It’s important to get kids interested in money and how it works from a young age, as any preparation you can give them will be very useful as they get older.
As we all (unless you’re the Queen) have to handle money and pay for things like rent, mortgages, bills etc. eventually, early exposure to cash and how banking works can set your children in good stead for the future, and help to prevent them getting in trouble or making poor decisions due to ignorance.
Here’s our Children’s Guide to Banks which should get kids started with the basics of money, banking and saving.
Part 1: The Basics of Money
Whenever anyone buys anything, they need enough money to pay for it. This is true for everything from buying a chocolate bar from the shop to buying something bigger like a house or a car. Things can be paid for with cash (coins and notes) or by bank card - where money is taken from a bank account and paid straight to the right place.
This is done by computers and it means the money doesn’t have to be taken out of the bank first. Many people do this because it’s easier and because it’s safer. Carrying a lot of cash around with you is not always a good idea, as it could be lost or stolen. This is why people keep their money in the bank.
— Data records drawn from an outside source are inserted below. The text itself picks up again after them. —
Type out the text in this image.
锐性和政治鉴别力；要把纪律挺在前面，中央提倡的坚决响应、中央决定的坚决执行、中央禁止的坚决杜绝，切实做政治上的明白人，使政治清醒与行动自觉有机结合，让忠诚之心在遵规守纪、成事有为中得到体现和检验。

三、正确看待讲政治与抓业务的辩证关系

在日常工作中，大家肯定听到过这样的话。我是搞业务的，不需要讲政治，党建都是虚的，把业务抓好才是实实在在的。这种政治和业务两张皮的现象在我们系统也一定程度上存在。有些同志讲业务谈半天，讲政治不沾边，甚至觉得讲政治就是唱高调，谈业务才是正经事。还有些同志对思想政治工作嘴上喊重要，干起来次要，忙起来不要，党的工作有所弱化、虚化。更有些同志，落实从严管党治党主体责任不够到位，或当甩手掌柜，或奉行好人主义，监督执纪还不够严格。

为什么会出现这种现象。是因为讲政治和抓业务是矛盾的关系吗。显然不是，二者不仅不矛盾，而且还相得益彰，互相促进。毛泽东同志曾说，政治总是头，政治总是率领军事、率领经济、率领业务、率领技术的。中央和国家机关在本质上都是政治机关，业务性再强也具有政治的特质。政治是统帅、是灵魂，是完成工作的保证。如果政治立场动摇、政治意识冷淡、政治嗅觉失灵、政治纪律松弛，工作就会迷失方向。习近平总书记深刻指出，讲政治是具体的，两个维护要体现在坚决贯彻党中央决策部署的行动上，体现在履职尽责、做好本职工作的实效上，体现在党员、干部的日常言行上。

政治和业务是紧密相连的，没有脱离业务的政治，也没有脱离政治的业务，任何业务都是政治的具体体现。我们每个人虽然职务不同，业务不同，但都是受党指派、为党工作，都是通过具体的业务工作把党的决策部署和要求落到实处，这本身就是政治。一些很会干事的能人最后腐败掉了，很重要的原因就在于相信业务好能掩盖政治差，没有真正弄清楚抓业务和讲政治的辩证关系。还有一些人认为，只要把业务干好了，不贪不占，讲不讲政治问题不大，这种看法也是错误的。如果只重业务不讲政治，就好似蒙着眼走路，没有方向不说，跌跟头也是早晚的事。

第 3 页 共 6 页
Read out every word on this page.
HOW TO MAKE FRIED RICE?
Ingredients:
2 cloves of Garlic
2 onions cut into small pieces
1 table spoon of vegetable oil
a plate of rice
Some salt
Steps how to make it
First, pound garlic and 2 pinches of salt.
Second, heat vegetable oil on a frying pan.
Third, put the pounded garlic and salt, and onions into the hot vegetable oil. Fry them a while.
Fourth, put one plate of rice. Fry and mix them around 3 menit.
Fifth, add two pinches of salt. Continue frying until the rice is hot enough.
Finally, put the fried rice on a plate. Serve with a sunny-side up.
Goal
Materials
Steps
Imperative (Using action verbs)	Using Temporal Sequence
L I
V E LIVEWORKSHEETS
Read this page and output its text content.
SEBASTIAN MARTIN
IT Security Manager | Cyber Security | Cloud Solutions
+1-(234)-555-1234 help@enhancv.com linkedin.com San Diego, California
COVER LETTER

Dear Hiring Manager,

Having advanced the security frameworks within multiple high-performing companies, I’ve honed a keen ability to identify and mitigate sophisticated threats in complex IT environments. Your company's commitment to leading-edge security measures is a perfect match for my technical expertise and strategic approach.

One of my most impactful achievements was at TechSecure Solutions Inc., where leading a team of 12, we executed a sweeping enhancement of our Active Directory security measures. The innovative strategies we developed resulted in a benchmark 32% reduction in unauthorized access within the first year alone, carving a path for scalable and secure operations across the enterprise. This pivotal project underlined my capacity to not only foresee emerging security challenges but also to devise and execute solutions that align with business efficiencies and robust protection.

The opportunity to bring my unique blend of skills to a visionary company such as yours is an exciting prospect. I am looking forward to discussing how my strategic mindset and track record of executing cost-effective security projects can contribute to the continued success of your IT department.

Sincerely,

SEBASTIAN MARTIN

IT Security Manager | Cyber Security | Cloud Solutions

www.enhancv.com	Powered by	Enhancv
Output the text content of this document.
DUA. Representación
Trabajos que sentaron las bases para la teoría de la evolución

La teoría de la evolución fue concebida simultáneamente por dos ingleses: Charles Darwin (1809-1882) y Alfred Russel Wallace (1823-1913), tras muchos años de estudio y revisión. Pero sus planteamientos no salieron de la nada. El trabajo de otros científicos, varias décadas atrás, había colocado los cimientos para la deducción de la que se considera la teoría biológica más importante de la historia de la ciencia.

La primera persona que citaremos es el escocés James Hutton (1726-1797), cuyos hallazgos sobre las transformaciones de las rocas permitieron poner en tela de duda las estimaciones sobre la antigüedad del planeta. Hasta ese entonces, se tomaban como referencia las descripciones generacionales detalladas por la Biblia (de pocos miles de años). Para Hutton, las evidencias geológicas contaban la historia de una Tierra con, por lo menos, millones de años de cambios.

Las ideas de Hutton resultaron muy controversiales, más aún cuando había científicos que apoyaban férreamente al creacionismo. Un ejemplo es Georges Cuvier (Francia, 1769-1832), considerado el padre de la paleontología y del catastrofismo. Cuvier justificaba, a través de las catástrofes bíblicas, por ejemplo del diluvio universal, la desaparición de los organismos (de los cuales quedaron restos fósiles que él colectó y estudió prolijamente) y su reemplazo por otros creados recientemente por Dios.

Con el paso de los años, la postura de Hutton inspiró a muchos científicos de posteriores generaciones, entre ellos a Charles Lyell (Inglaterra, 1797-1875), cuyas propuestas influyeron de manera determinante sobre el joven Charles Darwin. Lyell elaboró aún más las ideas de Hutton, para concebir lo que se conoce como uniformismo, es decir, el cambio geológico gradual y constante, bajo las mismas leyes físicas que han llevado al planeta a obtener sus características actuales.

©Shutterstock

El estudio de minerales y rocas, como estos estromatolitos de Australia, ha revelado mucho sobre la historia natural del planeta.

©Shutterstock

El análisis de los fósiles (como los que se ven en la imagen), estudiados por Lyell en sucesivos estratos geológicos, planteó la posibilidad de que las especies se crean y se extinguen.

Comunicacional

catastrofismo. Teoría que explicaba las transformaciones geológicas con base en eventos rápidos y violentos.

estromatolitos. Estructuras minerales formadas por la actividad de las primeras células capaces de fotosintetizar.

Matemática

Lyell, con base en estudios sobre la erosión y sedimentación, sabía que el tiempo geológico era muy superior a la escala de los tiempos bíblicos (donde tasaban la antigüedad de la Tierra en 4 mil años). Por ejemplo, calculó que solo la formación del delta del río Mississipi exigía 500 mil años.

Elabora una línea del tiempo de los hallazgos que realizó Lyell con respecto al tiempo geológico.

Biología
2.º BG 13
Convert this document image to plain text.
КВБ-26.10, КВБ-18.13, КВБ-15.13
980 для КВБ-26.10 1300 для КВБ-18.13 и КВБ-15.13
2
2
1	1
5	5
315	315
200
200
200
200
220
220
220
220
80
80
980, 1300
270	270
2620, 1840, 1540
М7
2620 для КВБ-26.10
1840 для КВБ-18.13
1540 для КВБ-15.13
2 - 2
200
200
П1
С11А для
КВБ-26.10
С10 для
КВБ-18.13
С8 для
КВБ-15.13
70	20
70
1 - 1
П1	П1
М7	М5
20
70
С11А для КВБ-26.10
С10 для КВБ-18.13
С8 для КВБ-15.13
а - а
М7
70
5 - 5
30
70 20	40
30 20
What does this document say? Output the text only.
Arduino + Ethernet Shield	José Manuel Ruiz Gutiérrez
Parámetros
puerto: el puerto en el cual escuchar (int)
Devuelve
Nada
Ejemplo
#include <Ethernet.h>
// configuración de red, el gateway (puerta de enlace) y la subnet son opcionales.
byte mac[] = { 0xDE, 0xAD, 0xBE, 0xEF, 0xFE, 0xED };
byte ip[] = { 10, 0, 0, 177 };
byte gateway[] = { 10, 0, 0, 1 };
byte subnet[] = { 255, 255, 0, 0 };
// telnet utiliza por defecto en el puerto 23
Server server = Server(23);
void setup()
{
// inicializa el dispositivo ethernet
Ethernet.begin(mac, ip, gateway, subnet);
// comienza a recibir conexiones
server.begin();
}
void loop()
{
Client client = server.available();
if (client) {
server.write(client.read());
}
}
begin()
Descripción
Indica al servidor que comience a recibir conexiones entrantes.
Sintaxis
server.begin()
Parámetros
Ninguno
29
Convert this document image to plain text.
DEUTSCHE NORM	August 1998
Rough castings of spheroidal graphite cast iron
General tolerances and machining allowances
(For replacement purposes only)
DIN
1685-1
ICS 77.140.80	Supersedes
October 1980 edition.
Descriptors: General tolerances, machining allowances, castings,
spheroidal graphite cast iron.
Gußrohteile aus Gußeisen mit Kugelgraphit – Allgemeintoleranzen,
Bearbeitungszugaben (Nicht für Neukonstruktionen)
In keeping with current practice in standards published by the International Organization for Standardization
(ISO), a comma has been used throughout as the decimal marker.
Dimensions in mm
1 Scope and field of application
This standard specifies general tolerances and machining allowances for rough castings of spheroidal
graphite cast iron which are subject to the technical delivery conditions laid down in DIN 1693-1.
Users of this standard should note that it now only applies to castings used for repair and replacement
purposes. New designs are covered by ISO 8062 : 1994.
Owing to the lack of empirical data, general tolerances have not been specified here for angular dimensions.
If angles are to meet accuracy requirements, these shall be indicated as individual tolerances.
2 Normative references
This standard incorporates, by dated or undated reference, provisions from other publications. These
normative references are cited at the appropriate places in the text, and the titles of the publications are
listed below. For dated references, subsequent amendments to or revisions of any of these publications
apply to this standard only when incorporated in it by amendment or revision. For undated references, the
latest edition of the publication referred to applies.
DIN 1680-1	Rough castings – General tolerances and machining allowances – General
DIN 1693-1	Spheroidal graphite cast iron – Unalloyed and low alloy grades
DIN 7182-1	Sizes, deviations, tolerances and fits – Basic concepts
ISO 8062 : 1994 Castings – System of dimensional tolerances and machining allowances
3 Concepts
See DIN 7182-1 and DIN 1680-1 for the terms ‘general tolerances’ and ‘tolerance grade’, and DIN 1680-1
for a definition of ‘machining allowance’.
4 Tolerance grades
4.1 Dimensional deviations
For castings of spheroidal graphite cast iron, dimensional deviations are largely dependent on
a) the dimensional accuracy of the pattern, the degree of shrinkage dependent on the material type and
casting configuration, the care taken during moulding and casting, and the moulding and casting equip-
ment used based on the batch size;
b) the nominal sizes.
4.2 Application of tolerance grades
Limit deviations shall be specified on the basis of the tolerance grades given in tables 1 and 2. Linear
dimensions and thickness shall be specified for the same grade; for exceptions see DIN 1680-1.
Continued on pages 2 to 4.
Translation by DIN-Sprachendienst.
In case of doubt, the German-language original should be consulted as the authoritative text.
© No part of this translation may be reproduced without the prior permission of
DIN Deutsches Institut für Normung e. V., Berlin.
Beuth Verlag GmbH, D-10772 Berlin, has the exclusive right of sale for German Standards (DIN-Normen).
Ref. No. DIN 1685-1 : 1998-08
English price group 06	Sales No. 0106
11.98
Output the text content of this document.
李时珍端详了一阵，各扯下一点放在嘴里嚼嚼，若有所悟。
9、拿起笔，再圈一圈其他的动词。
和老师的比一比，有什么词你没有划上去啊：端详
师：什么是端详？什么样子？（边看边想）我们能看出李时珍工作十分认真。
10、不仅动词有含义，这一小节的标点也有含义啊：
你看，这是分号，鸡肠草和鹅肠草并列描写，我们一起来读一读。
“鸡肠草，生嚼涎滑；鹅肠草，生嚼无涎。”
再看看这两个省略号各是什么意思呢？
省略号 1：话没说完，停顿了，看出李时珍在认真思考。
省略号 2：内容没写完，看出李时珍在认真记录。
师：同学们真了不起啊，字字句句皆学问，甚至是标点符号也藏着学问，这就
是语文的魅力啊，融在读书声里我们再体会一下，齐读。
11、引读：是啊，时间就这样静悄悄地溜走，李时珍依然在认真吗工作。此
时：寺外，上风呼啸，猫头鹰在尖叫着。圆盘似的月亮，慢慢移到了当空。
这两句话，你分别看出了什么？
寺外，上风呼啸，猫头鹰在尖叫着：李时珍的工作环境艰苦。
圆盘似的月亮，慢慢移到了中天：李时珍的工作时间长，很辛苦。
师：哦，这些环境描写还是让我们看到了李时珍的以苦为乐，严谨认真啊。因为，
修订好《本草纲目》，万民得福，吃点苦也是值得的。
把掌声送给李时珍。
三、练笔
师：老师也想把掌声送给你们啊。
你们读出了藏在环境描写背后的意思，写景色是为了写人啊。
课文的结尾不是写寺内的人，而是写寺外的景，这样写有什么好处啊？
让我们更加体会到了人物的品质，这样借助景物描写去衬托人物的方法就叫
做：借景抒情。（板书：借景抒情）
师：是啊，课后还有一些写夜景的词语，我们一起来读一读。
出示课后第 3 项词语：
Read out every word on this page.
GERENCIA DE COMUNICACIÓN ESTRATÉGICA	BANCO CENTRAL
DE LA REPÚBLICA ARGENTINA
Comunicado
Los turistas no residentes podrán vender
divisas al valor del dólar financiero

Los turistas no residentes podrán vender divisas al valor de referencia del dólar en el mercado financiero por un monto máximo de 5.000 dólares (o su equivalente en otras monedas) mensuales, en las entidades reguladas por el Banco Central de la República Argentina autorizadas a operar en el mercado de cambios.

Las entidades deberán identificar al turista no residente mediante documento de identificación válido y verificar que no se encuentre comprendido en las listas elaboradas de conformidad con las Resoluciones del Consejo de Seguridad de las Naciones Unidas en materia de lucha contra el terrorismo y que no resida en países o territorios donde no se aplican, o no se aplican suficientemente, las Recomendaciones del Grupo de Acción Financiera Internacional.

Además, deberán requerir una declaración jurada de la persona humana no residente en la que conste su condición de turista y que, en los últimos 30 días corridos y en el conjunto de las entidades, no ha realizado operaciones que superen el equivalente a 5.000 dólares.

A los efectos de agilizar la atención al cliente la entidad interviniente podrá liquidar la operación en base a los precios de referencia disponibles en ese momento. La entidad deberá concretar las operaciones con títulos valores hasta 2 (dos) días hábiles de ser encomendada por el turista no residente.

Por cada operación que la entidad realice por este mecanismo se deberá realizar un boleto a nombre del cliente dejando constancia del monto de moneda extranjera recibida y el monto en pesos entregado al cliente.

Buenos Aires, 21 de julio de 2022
Money is a fact of life, but it doesn’t just appear out of nowhere. Money has to be earned, which means people have to work for a wage. A wage is what you are paid by a person or a company that you work for when you become an adult. There are thousands of different jobs out there, which means there is something for everyone.
If you are good at climbing ladders and being brave, then you may like to be a fire fighter. If you like caring for others then looking after old or sick people could be a good job for you. You could be a shop keeper, a writer, an astronaut, an actor…all jobs will pay you something, but some pay more than others.
The wages people get for doing jobs is used to pay for housing, food and bills. Any left over money can be spent on things like going to the cinema or going out for a meal. Keeping money in a bank is one of the safest places you can put it.
Part 2: Banks and What They Do
Banks keep money safe. You can open a bank account for free and pay your money into it. Only the person who owns the bank account can take money out. This can be done with a bank card at a cash machine or over the counter at the bank. You can also use a bank card to pay for things in shops and online.
Banks can also help when you need more money than you have. They may lend you money to buy something big, like a house or a car, and you’ll be expected to pay the money back in small amounts over time. Interest will be added, which means you end up paying back a little more than you borrowed in the first place. This is a payment to the bank for their help. Sometimes the banks will be strict about lending money and may not always agree to do this.
There are many other money lenders who can help – you don’t always have to ask your bank.
Of course, you don’t have to borrow money from the bank if you don’t need or want to. If you make more money than you need, then you can put this into a different type of account called a savings account. This type of account is made for putting money away and leaving it there to grow. A bank will pay interest (a little bit of extra money) to you if you keep your savings in their bank for a long time.
This is how savings grow, meaning you end up with more money in the end. When you borrow money, you have to pay the interest. When you save, the interest is paid to you.
Part 3: Some Banking Words and What They Mean
Your bank account really only exists on a computer, but it means you get a special private part of the bank all to yourself. This is where you keep your money. You can have as many bank accounts as you like, although many people only use two – a current account for paying in wages and taking spending money out of, and a savings account to put away extra cash for the future.
When you borrow money, you’ll have to pay a little more back than you borrowed. This is how banks make money and is called interest. You can also earn interest on money you put away as savings. This is where the bank pays you some money for keeping your money with them.
A loan is money that your bank or other business lends to you. The amount of money you can borrow will probably start off small, but after showing that you can pay back money properly you may be allowed to borrow more in the future.
ATM stands for Automated Teller Machine. These are the machines you see in the side of walls at banks or on the street. You put in your bank card, type in your PIN (four numbers which make up your secret password) and you can get cash out of your bank account. You can do this even when the ATM is in a different bank.
A withdrawal is when you take money out of your account. A deposit is when money is put into your account.
A bank statement is a list of all the withdrawals and deposits that have happened to your bank account. Statements usually cover 1 month. It’s useful to check your statement to make sure money is going in and out of your account as it should.